The price gap between uncompleted and completed private homes narrowed in the first quarter of this year.

Data from property consultancy SLP International’s first quarter residential market report shows that high-end and mid-tier properties have been the most affected.

Uncompleted homes usually command higher prices. A narrowing of this gap, caused by a drop in uncompleted home prices could reflect market shock at January’s cooling measures, said SLP’s head of research, Mr Nicholas Mak.

Difference in median prices of uncompleted and completed high-end homes dropped from $166 per sq ft (psf) to $92 psf in the first quarter.

Similarly, the gap for mid-tier properties dipped from $558 psf to $455 psf in the first quarter.

Typically, the two sets of prices move in tandem, said Mr Mak.

‘Sometimes the prices move in different directions. This could be due to price growth, strong demand. I think it can also be taken as a sign that the market has gone into a bit of shock in the first quarter after the introduction of more cooling measures,’ he said.
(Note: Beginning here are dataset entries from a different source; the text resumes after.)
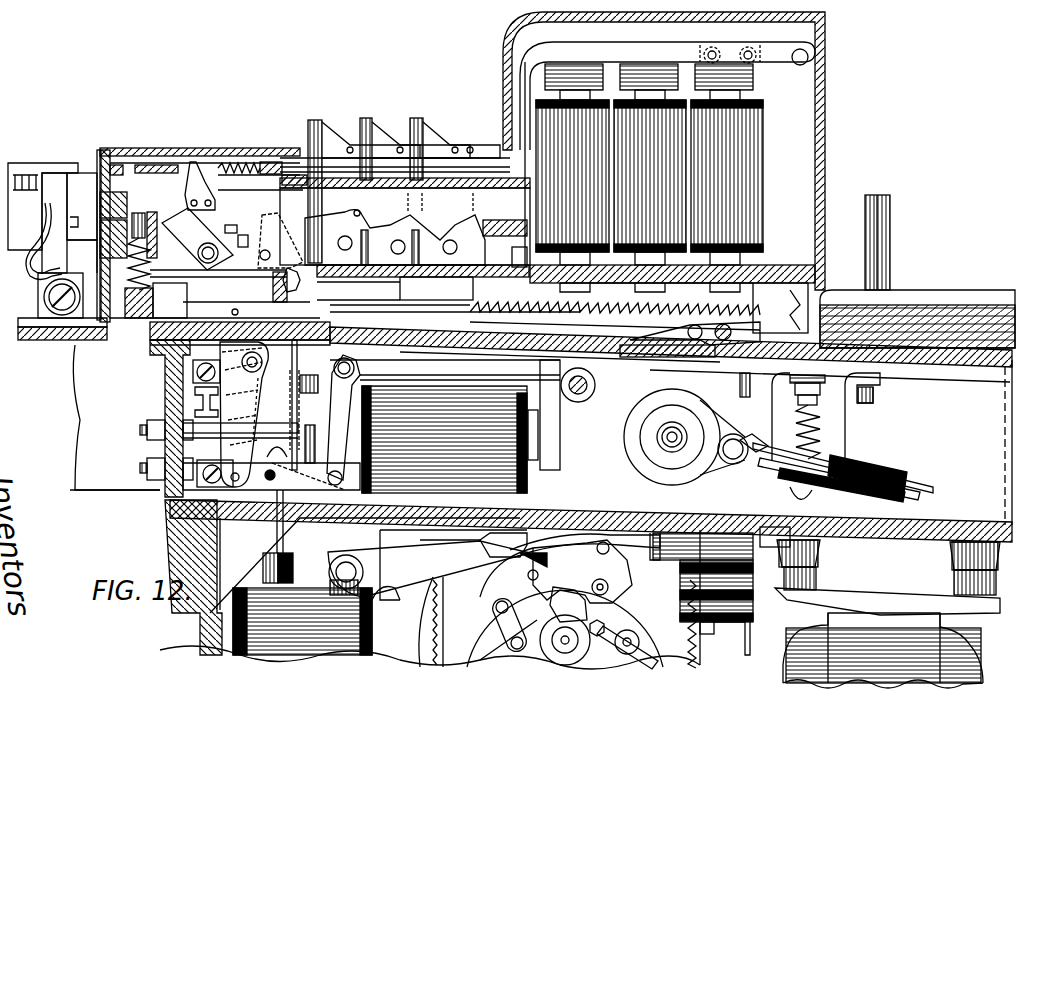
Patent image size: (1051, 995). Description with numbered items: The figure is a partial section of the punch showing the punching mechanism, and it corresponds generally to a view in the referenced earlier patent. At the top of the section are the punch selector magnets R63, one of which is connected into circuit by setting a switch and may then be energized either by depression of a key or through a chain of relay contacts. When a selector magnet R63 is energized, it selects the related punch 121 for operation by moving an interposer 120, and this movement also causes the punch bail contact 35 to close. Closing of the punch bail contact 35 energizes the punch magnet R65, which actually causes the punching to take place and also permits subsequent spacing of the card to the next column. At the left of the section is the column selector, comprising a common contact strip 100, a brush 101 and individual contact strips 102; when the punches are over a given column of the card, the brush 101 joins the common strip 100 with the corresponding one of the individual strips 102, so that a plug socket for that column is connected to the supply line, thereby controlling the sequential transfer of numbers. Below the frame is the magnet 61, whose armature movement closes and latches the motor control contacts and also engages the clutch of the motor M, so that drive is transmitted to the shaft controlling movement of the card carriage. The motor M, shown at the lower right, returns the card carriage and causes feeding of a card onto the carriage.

The individual contact strips 102 is at (32, 173).
The brush 101 is at (83, 210).
The common contact strip 100 is at (27, 240).
The punch 121 is at (140, 322).
The punch bail contact 35 is at (293, 396).
The interposer 120 is at (416, 249).
The punch selector magnet R63 is at (745, 141).
The punch magnet R65 is at (500, 478).
The magnet 61 is at (265, 612).
The motor M is at (975, 655).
According to SLP, the fall in price of uncompleted homes was partly due to discounts given to developers.

Mr Mak said the popularity of shoebox homes – units under 500 sq ft – could be lifting price gains of uncompleted homes.

Mass market homes also proved popular. The report said median prices of uncompleted properties in the mass market segment rose 6 per cent in the first quarter of this year to $988 psf.

This is due to a healthy demand for suburban condominiums, said Mr Mak. The figures show that mass market units accounted for more than half of all apartments sold by developers in the first three months of this year.

Mr Mak said more buying opportunities might emerge, especially with owners of suburban resale properties more willing to cut prices amid concerns that cooling measures may soften demand.

‘The lack of availability of completed projects is stopping buyers from buying more of such properties over uncompleted homes, which are usually released in bulk during property launches,’ he said.

An oversupply of completed properties is expected to hit the market next year, which could slow down price growth in the completed homes market, he said.